The directive includes additional guidance for commanders and law enforcement on steps to classify Soldiers as deserters.
The Army is also opening a separate AR 15-6 investigation into the resourcing, policies and procedures of the 6th Military Police Group (Criminal Investigation Command). Woven into the report are recommendations for squad leaders.
The FHIRC found that Fort Hood’s Criminal Investigation Command (CID) detachment was under-experienced and over-assigned, factors which adversely impacted investigations of sex crimes and Soldier deaths.
Officials said they spoke to the Guillen family and would fix the issues that led to Vanessa's death, and hold leadership accountable.

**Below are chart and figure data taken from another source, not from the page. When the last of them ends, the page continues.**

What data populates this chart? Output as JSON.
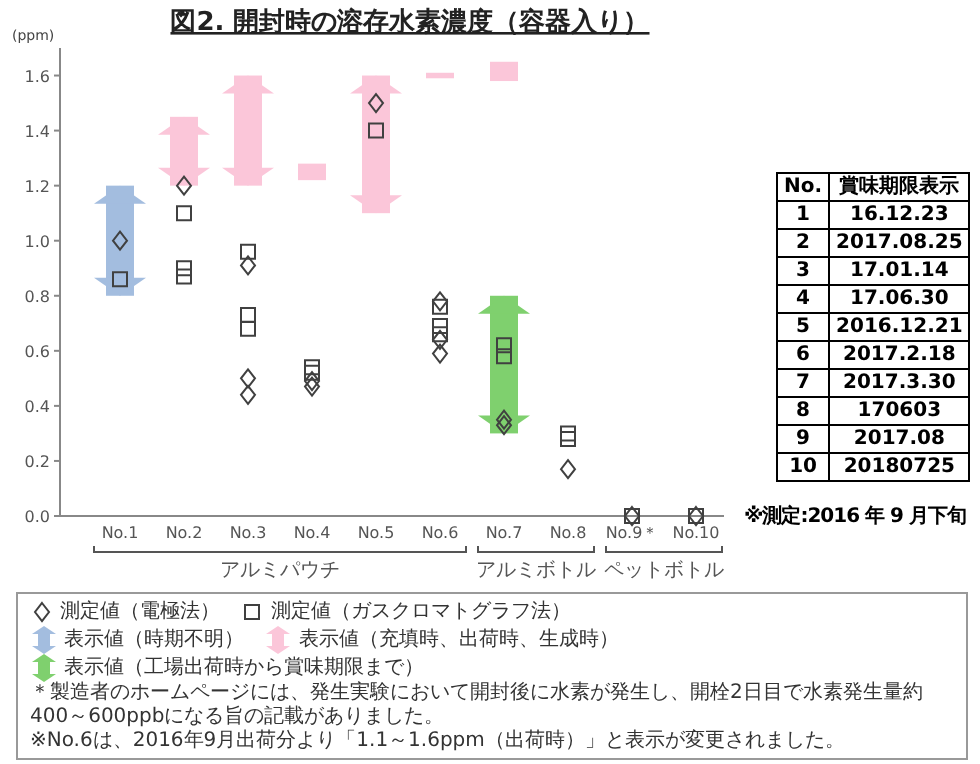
{
  "chart_data": {
    "type": "scatter",
    "title": "図2. 開封時の溶存水素濃度（容器入り）",
    "ylabel": "(ppm)",
    "categories": [
      "No.1",
      "No.2",
      "No.3",
      "No.4",
      "No.5",
      "No.6",
      "No.7",
      "No.8",
      "No.9＊",
      "No.10"
    ],
    "ylim": [
      0,
      1.7
    ],
    "yticks": [
      {
        "value": 0,
        "label": "0.0"
      },
      0.2,
      0.4,
      0.6,
      0.8,
      {
        "value": 1,
        "label": "1.0"
      },
      1.2,
      1.4,
      1.6
    ],
    "legend": "bottom",
    "series": [
      {
        "type": "bar",
        "name": "表示値（時期不明）",
        "color": "#a3bddf",
        "values": [
          0.4,
          null,
          null,
          null,
          null,
          null,
          null,
          null,
          null,
          null
        ],
        "base": [
          0.8,
          null,
          null,
          null,
          null,
          null,
          null,
          null,
          null,
          null
        ]
      },
      {
        "type": "bar",
        "name": "表示値（充填時、出荷時、生成時）",
        "color": "#fbc6d9",
        "values": [
          null,
          0.25,
          0.4,
          0.06,
          0.5,
          0.02,
          0.07,
          null,
          null,
          null
        ],
        "base": [
          null,
          1.2,
          1.2,
          1.22,
          1.1,
          1.59,
          1.58,
          null,
          null,
          null
        ]
      },
      {
        "type": "bar",
        "name": "表示値（工場出荷時から賞味期限まで）",
        "color": "#7fd06e",
        "values": [
          null,
          null,
          null,
          null,
          null,
          null,
          0.5,
          null,
          null,
          null
        ],
        "base": [
          null,
          null,
          null,
          null,
          null,
          null,
          0.3,
          null,
          null,
          null
        ]
      },
      {
        "type": "scatter",
        "name": "測定値（電極法）",
        "color": "#404040",
        "marker": "diamond",
        "x": [
          "No.1",
          "No.2",
          "No.3",
          "No.3",
          "No.3",
          "No.4",
          "No.4",
          "No.5",
          "No.6",
          "No.6",
          "No.6",
          "No.7",
          "No.7",
          "No.8",
          "No.9＊",
          "No.10"
        ],
        "values": [
          1.0,
          1.2,
          0.91,
          0.5,
          0.44,
          0.49,
          0.47,
          1.5,
          0.78,
          0.64,
          0.59,
          0.35,
          0.33,
          0.17,
          0,
          0
        ]
      },
      {
        "type": "scatter",
        "name": "測定値（ガスクロマトグラフ法）",
        "color": "#404040",
        "marker": "square",
        "x": [
          "No.1",
          "No.2",
          "No.2",
          "No.2",
          "No.3",
          "No.3",
          "No.3",
          "No.4",
          "No.4",
          "No.5",
          "No.6",
          "No.6",
          "No.6",
          "No.7",
          "No.7",
          "No.8",
          "No.8",
          "No.9＊",
          "No.10"
        ],
        "values": [
          0.86,
          1.1,
          0.9,
          0.87,
          0.96,
          0.73,
          0.68,
          0.54,
          0.52,
          1.4,
          0.76,
          0.69,
          0.66,
          0.62,
          0.58,
          0.3,
          0.28,
          0,
          0
        ]
      }
    ],
    "annotations": [
      "アルミパウチ",
      "アルミボトル",
      "ペットボトル",
      "＊製造者のホームページには、発生実験において開封後に水素が発生し、開栓2日目で水素発生量約400～600ppbになる旨の記載がありました。",
      "※No.6は、2016年9月出荷分より「1.1～1.6ppm（出荷時）」と表示が変更されました。",
      "※測定:2016 年 9 月下旬",
      "No.",
      "賞味期限表示",
      "1",
      "16.12.23",
      "2",
      "2017.08.25",
      "3",
      "17.01.14",
      "4",
      "17.06.30",
      "5",
      "2016.12.21",
      "6",
      "2017.2.18",
      "7",
      "2017.3.30",
      "8",
      "170603",
      "9",
      "2017.08",
      "10",
      "20180725"
    ]
  }
}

Natalie Khawam, the lawyer for the Guillen family, released the following quote:
We support the Army’s decision to take swift action in investigating what happened to Vanessa Guillen including terminating and suspending several people in leadership this morning who failed to protect our soldiers. This action is a step in the right direction and highlights the fact that Gen McConville is taking accountability, overhauling Fort Hood, and implementing new policies and procedures so what happened to Vanessa Guillen never happens again.

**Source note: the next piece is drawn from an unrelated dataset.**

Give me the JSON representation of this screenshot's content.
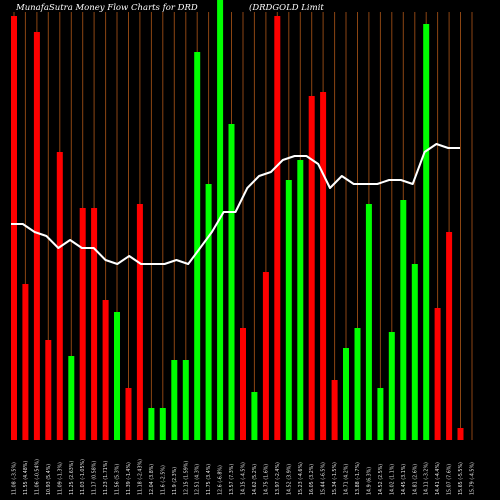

The independent review, which was directed by Secretary McCarthy, arose from the questions and concerns voiced by family members, Congress, and various Hispanic advocacy groups during the investigation into the disappearance and murder of Spc. Vanessa Guillén.
The committee visited Fort Hood from Aug. 30 to Sept. 15. The full review can be found here.
Jack White said he spoke to the Guillen family and he believes the family is pleased with the fact that progress is being made.
Guillen, 20, was bludgeoned to death at Fort Hood by Spc. Aaron Robinson, who shot himself in the head on July 1 as police were trying to take him into custody. The soldier was missing for months before her remains were found.
In a recent video message on Twitter, McCarthy said he had reviewed the findings of the independent commission he sent to assess the command climate at Fort Hood. He added, “Leaders, regardless of rank, are accountable for what happens in their units and must have the courage to speak up and intervene when they recognize actions that bring harm to our soldiers and to the integrity of our institution.”
Guillen was murdered on base on April 22, 2020, and her death has led to several reforms and reviews at Fort Hood.
Her case wasn't the only sign of trouble at Fort Hood. Between January and late October, the Intercept reports that there were 28 deaths on the base, including five homicides and eight suicides.
Fort Hood recently announced the construction of a memorial gate in honor of Guillen.
A separate investigation into Fort Hood's leadership and the handling of claims that Guillen was sexually harassed, which is being lead by Gen. Murray, is still ongoing and is set to be released at a later date.